"Je
me suis trouvé comme tous les autres écrivains contemporains devant un fait
écrasant : la décadence. Tous ont dû se défendre et réagir, chacun à sa
manière, contre ce fait. Mais aucun comme moi – sauf Céline – n’en a eu la
conscience claire ! Les uns s’en sont tirés par l’évasion, le dépaysement,
diverses formes de refus, de fuite ou d’exil ; moi, presque seul, par l’observation
systématique et par la satire.
L’artiste
malgré lui fait de l’objectivité, alors même qu’il a de fortes dispositions
introverses parce que de l’ampleur de son univers intime ce qu’il peut saisir
dans un moment donné n’est que fragmentaire.

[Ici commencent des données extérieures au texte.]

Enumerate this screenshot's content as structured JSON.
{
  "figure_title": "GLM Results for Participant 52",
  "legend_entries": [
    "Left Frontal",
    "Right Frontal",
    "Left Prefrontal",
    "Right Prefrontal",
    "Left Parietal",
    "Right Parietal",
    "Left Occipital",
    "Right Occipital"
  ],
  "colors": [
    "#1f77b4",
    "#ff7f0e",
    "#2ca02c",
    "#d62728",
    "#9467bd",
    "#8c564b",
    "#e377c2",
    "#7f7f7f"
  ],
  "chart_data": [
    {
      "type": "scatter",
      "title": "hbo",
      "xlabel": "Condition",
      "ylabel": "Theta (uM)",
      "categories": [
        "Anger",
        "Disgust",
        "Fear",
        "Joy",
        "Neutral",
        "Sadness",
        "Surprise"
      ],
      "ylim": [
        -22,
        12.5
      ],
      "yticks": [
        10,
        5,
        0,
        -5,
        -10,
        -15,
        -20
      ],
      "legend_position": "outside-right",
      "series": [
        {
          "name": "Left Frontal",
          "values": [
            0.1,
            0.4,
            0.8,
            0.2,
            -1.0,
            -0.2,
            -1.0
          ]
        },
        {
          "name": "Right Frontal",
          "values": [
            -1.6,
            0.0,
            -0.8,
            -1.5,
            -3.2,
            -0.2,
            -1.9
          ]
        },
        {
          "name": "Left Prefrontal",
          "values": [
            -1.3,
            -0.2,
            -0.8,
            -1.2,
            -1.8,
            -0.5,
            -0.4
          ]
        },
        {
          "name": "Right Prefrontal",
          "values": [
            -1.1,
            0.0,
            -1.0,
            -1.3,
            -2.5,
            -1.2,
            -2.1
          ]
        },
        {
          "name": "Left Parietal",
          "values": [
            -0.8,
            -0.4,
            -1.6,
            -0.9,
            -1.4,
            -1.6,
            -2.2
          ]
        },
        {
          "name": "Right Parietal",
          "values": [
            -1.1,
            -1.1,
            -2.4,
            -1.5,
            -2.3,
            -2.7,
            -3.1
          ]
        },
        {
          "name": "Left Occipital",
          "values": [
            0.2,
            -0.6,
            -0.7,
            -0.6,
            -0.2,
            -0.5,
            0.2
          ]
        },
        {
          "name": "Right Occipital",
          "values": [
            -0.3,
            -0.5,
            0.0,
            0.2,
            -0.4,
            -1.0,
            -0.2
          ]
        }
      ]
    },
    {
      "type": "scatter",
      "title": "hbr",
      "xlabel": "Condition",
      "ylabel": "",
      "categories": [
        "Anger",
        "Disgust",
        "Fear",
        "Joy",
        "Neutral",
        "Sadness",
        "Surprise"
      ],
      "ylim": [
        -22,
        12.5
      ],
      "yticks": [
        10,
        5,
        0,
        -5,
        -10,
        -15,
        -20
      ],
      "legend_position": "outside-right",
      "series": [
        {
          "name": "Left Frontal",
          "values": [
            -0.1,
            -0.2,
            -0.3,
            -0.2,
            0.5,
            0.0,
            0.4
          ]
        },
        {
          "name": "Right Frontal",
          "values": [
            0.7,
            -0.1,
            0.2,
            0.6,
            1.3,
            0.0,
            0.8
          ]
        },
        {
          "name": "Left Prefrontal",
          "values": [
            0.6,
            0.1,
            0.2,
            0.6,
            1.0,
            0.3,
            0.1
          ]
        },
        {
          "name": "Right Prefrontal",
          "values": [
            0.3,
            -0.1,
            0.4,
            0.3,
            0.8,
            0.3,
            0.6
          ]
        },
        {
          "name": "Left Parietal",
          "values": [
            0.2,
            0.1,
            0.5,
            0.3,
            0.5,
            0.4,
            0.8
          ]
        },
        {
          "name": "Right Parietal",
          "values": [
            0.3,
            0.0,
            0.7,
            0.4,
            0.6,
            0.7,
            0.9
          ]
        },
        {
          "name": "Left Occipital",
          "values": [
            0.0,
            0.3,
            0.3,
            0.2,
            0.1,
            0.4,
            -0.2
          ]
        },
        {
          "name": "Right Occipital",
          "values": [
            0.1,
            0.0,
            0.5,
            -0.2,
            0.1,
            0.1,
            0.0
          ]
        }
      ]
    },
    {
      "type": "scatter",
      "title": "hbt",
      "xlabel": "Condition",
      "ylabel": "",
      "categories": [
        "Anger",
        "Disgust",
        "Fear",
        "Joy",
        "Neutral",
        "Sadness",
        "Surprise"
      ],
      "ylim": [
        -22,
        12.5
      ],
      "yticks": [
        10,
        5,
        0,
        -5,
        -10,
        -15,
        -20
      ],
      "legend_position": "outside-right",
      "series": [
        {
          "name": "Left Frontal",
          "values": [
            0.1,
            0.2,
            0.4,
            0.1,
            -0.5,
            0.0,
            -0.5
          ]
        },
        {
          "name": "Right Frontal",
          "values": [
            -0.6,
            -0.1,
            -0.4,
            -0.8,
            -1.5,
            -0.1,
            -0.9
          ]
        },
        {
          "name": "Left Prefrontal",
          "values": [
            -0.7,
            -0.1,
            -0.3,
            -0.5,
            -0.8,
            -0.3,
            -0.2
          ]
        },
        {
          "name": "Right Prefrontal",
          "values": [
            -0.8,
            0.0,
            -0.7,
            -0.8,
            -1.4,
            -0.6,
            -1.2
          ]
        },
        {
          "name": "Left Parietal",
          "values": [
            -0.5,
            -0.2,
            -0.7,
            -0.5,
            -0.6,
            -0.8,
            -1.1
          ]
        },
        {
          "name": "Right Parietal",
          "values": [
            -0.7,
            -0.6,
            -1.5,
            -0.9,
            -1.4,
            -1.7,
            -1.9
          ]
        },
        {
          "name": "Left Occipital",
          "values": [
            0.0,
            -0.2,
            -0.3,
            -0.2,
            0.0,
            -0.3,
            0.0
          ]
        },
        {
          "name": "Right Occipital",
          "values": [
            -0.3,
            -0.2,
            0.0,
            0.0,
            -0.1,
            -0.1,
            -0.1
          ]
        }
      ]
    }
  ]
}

Le fragment réfracte un personnage
inconnu et nouveau-né. Cela reste vrai, même si l’auteur s’acharne toute sa vie
sur lui-même, comme Proust, et même alors cela devient encore plus vrai. Quel
lointain rapport entre le maigre Proust de la correspondance et le personnage
central si compact et si résonnant, prolongé par tous ses satellites, de la
« Recherche du temps perdu » ?
Au
fond il y a peut-être deux sortes d’égotistes : ceux qui se complaisent
dans le charme et la fascination minimes d’être prisonniers et de n’aimer de
l’univers que ce qu’ils trouvent dans leur prison, et ceux qui, portés à
l’observation de tout, ne s’acharnent sur leur moi que comptant y trouver la
matière humaine la plus tangible et la moins trompeuse. Forts de leur bonne
foi, ils se disent que dans le tête-à-tête avec eux-mêmes, tenant les deux
bouts, rien ne leur échappera, rien ne se dérobera. Illusion encore, certes,
mais pourtant toute autre optique que celle de Narcisse et qui a certainement
retenue à certaines heures les plus objectifs des romanciers – et les plus
classiques des penseurs.
De
plus, chez moi, à cause de mon idée de décadence, l’introspection prenait une
signification morale. Ayant à démasquer et à dénoncer, je pensais qu’il était
juste que je commençasse par moi-même.
Un
romancier est voué à l’originalité en tout cas. Même s’il n’a pas de talent,
car alors c’est seulement l’originalité intérieure qui lui fait défaut, il est
victime de son propre manque de caractère, de l’inexistence de sa personnalité.
Il y
a clé parce qu’on retrouve dans un personnage tel ou tel trait particulier
d’une personne connue et même bien plus, tout un ensemble de traits ; il
n’en reste pas moins que ce personnage est « un autre », parce qu’il
est pris non seulement dans une suite d’événements inventés, mais aussi et
surtout dans un monde neuf, dont la nouveauté se compose de la rencontre
imprévue dudit personnage avec des hommes et des femmes qui ne sont là que pour
la fantaisie de l’auteur, c’est-à-dire qui ne sont là que pour satisfaire les
besoins secrets et indicibles de l’auteur."